Description
At Status, we have been fighting against resource leaks for months (sockets, file descriptors, futures, timers and most importantly memory)
- Half closed vacp2p/nim-libp2p#174
- prevent transport tests from leaking vacp2p/nim-libp2p#134
- Experiment with destructors, use them to cleanup peerinfo leaks vacp2p/nim-libp2p#318
- fix gossipsub memory leak on disconnected peer vacp2p/nim-libp2p#371
- status-im/nim-eth@6ec942a
- Bug/fix transport leaks #37 status-im/nim-eth#39
- Properly fix cancellation race and not introduce FD leaks. status-im/nim-chronos#102
- release callback memory early status-im/nim-chronos#130
- Cleanup deleted timers status-im/nim-chronos#65
- Continuous calls to write() after error may cause memory leaks. status-im/nim-chronos#53
- Sync master with devel status-im/nimbus-eth2#1673
- remove potentially GC leak-inducing acyclicity tag status-im/nimbus-eth2#1011
- memory leak during block syncing status-im/nimbus-eth2#850
- Memory leak during sync status-im/nimbus-eth2#1629
- TransportOsError on
make witti
status-im/nimbus-eth2#1123 - Asynchronous unattended Future[T] tracking. status-im/nimbus-eth2#1121
- Rework pubsub status-im/nimbus-eth2#1474 (comment)
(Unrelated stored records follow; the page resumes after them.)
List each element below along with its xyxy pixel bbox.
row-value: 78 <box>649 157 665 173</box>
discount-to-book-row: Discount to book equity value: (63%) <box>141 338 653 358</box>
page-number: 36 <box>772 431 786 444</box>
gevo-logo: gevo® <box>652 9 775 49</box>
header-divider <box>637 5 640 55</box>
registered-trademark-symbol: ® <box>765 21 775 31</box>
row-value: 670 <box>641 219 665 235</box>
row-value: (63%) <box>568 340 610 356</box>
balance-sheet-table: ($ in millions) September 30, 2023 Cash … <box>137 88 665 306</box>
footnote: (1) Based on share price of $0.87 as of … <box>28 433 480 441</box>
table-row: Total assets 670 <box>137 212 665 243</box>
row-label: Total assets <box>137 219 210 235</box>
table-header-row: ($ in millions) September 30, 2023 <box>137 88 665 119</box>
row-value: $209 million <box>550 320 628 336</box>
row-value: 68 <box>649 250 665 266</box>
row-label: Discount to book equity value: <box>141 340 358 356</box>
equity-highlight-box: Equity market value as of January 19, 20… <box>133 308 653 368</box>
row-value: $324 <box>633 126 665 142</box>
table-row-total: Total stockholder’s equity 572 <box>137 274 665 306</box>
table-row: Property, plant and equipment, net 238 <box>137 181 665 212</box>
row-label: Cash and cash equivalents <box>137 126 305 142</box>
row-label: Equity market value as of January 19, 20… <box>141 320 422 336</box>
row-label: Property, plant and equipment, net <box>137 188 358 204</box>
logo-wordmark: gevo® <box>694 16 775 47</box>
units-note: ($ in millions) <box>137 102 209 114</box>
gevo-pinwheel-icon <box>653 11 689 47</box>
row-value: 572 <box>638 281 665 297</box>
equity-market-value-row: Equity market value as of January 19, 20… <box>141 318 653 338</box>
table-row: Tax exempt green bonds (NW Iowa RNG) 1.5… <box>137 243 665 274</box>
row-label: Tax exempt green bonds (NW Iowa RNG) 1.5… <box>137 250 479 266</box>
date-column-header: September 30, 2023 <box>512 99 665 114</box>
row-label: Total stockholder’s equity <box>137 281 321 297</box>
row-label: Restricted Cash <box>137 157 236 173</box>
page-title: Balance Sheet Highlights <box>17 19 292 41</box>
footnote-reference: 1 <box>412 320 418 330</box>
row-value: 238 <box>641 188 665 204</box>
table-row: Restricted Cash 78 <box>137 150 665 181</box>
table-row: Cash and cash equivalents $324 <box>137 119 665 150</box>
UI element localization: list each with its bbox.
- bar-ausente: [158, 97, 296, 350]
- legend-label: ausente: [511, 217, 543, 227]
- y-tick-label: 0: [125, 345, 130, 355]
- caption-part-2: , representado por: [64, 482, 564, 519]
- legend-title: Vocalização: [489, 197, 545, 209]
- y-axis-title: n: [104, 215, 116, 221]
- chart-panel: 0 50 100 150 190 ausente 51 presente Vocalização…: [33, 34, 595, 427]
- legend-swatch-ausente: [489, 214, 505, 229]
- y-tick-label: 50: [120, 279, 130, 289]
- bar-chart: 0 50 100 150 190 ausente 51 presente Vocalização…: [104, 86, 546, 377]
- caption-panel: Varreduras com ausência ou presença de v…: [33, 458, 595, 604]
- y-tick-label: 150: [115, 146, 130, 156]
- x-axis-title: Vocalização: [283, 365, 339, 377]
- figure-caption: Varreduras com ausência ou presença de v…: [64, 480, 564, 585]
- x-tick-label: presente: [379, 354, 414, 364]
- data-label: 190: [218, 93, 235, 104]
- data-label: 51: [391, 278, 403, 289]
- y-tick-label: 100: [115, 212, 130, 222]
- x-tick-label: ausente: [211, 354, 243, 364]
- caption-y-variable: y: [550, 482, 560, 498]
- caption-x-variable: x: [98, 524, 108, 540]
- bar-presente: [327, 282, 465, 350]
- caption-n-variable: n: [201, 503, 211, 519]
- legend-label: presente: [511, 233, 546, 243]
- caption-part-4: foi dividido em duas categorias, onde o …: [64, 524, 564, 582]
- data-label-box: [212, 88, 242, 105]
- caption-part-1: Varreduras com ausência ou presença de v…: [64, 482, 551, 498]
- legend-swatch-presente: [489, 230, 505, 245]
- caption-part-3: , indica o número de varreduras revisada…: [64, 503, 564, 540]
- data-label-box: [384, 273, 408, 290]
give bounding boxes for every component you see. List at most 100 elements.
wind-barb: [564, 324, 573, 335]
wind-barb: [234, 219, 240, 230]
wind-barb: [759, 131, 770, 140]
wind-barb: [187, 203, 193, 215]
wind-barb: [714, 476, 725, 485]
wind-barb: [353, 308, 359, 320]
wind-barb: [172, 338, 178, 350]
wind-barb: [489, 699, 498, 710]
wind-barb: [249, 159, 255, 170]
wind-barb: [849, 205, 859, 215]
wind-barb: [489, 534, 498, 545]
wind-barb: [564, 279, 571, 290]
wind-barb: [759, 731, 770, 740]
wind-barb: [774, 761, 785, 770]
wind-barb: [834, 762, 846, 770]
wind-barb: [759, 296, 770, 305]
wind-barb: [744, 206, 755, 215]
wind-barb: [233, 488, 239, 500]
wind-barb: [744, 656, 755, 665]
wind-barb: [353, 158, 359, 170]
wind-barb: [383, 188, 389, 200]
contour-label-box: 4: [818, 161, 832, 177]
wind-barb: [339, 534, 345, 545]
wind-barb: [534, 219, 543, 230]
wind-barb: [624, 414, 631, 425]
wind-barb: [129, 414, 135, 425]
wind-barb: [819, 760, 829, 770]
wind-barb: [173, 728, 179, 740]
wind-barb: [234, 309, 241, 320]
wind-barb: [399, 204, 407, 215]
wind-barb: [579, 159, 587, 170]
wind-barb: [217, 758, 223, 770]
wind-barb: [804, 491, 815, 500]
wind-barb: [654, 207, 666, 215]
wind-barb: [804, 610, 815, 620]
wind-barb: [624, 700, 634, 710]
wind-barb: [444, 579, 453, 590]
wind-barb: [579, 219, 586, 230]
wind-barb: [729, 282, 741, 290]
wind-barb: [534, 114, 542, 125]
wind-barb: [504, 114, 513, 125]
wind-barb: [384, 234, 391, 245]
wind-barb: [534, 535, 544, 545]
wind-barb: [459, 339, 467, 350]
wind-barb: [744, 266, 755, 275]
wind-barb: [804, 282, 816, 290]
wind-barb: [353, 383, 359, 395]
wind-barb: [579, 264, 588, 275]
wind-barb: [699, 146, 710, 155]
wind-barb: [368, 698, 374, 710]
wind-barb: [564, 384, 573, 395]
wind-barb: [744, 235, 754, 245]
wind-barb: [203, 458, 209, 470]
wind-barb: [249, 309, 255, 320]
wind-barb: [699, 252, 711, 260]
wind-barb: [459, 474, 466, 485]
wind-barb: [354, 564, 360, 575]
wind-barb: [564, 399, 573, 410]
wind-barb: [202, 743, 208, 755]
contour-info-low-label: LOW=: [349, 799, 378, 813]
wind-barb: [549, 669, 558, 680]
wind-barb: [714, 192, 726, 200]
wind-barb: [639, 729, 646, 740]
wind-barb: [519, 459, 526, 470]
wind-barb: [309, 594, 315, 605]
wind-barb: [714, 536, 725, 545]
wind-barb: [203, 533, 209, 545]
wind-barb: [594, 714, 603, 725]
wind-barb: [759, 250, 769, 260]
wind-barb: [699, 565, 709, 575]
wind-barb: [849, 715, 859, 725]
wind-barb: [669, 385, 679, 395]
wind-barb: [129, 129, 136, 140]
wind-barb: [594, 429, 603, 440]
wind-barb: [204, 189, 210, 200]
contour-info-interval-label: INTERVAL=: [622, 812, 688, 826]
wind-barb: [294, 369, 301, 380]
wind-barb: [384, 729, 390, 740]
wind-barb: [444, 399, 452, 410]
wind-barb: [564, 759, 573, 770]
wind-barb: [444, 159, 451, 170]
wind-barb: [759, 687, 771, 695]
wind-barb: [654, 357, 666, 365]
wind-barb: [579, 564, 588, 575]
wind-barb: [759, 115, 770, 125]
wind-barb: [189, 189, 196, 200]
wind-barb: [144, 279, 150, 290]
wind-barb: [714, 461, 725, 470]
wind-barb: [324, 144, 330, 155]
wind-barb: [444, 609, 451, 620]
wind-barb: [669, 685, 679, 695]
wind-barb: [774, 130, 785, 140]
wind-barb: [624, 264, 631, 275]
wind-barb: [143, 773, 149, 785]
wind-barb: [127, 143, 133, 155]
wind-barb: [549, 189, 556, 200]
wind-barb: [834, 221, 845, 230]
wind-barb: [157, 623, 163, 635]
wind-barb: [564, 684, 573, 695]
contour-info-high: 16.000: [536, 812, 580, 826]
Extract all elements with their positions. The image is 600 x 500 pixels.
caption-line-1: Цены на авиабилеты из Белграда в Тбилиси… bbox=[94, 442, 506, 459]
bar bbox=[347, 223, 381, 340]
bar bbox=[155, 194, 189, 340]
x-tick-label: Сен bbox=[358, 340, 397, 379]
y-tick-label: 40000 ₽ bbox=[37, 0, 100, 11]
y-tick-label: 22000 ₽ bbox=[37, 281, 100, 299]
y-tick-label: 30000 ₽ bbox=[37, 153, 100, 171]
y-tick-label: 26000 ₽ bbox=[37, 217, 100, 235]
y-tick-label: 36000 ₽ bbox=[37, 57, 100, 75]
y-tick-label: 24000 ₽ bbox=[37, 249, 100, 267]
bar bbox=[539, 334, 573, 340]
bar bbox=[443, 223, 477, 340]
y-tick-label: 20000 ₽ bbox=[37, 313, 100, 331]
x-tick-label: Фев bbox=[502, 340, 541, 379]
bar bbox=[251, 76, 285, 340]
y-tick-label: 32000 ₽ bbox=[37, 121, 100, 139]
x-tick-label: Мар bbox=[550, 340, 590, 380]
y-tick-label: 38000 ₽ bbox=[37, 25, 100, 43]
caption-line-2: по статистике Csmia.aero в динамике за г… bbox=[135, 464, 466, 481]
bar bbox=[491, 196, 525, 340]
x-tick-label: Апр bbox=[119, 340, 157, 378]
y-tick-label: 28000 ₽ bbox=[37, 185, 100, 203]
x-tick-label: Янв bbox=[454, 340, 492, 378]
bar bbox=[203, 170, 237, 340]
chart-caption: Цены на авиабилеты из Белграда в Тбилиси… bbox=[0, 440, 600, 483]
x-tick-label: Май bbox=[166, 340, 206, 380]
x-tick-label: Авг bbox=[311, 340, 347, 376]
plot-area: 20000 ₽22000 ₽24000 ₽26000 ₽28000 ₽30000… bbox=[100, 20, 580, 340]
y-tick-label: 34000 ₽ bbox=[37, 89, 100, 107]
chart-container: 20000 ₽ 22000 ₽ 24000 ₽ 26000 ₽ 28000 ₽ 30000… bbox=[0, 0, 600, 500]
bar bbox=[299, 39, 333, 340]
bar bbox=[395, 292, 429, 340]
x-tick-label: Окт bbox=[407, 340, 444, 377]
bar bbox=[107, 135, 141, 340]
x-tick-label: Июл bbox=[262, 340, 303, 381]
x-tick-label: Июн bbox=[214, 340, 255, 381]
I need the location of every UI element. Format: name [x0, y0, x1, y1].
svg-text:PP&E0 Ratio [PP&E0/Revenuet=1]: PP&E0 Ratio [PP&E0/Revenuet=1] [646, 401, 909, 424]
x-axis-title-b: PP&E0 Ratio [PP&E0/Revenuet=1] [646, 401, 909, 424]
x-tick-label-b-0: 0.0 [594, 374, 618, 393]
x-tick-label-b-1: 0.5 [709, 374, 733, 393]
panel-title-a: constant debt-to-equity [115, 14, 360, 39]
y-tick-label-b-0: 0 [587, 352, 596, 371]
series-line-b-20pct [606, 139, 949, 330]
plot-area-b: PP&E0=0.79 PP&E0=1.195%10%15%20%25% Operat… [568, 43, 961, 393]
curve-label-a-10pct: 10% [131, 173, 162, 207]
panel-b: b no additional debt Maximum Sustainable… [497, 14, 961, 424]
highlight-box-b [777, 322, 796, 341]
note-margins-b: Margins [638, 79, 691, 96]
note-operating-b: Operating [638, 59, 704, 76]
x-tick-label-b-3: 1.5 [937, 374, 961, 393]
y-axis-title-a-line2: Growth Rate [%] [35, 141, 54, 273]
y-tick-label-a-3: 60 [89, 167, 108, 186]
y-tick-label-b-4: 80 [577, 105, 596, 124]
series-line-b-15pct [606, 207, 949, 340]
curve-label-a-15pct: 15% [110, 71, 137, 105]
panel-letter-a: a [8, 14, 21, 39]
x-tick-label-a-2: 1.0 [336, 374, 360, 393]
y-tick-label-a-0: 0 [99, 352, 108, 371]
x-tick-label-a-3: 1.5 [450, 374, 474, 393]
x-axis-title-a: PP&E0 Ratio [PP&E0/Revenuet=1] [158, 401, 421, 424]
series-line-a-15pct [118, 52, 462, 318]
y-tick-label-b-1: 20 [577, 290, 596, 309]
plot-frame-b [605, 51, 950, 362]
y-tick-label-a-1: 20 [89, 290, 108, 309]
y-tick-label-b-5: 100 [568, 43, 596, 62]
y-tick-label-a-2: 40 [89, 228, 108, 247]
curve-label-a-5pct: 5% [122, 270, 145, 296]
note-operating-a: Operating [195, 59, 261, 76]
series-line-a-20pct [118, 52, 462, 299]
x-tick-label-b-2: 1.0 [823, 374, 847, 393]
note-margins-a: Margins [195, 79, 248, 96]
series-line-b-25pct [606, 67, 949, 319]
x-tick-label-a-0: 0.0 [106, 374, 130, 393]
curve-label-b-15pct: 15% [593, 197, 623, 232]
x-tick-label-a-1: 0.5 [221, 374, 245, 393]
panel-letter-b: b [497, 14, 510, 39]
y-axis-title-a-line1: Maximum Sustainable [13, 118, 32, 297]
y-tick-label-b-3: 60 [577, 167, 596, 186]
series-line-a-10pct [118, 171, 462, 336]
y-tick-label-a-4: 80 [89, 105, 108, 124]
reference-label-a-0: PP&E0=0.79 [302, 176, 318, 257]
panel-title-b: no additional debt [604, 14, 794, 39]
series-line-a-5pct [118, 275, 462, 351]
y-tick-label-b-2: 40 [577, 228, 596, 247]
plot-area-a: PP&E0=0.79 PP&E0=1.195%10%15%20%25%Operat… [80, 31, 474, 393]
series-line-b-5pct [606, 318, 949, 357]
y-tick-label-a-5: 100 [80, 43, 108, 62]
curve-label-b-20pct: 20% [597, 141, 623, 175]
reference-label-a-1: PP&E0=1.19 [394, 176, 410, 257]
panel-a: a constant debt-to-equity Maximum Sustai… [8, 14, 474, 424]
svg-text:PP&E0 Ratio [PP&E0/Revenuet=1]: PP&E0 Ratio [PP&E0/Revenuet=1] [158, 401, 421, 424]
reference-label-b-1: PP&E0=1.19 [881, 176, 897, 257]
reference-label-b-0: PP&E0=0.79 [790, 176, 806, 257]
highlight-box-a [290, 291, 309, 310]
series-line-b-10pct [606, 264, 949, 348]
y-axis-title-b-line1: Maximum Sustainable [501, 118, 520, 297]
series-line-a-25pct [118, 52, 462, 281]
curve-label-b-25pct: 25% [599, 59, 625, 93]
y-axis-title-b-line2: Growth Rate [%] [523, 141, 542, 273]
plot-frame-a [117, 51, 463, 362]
- Memory leak: fix the cyclic-ness of the DAG status-im/nimbus-eth2#1010
- The current beacon_node version has a memory leak status-im/nimbus-eth2#447
- [ongoing] Network stability status-im/nimbus-eth2#784
- suspiciously high number of new futures being created in the local sim status-im/nimbus-eth2#779
- properly close connections vacp2p/nim-libp2p#128
We built several tools to help us track the issues
- add stream metrics vacp2p/nim-libp2p#136
- More memory and perf profiling vacp2p/nim-libp2p#207
- Initial tracking mechanism. status-im/nim-chronos#33
- RFC: Future[T] leak or unattended Future[T] tracking. status-im/nim-chronos#31
- some metrics for monitoring futures status-im/nim-chronos#85
- RFC: Transports leak tracking. status-im/nim-chronos#32
- Memory-accounting solution status-im/nimbus-eth2#869
- [WIP] Zero-cost unattended Future[T] tracking mechanism. status-im/nim-chronos#106
However we are still leaking. As a workaround we are currently advising people to restart every 6 hours or so but for production we need to remove all possible source of leaks so that user can run that application for months without restart.
The computational part of our application is relatively easy to debug for leaks but the async/IO/networking part as been leaking resources quite often via closure iterators/futures due to unattended cancellation/expiration.
This is incredibly hard to debug.
We would like to have -d:useMalloc
available for the default GC, backported to the 1.2.x branch so that we can use conventional C tools like Valgrind to detect those memory leaks and also run memory leak detection in dedicated CI.
Furthermore, we are currently investigating an issue with misreported memory accounting by Nim GC, which makes it even harder to debug with Nim standard tools (memory fragmentation?).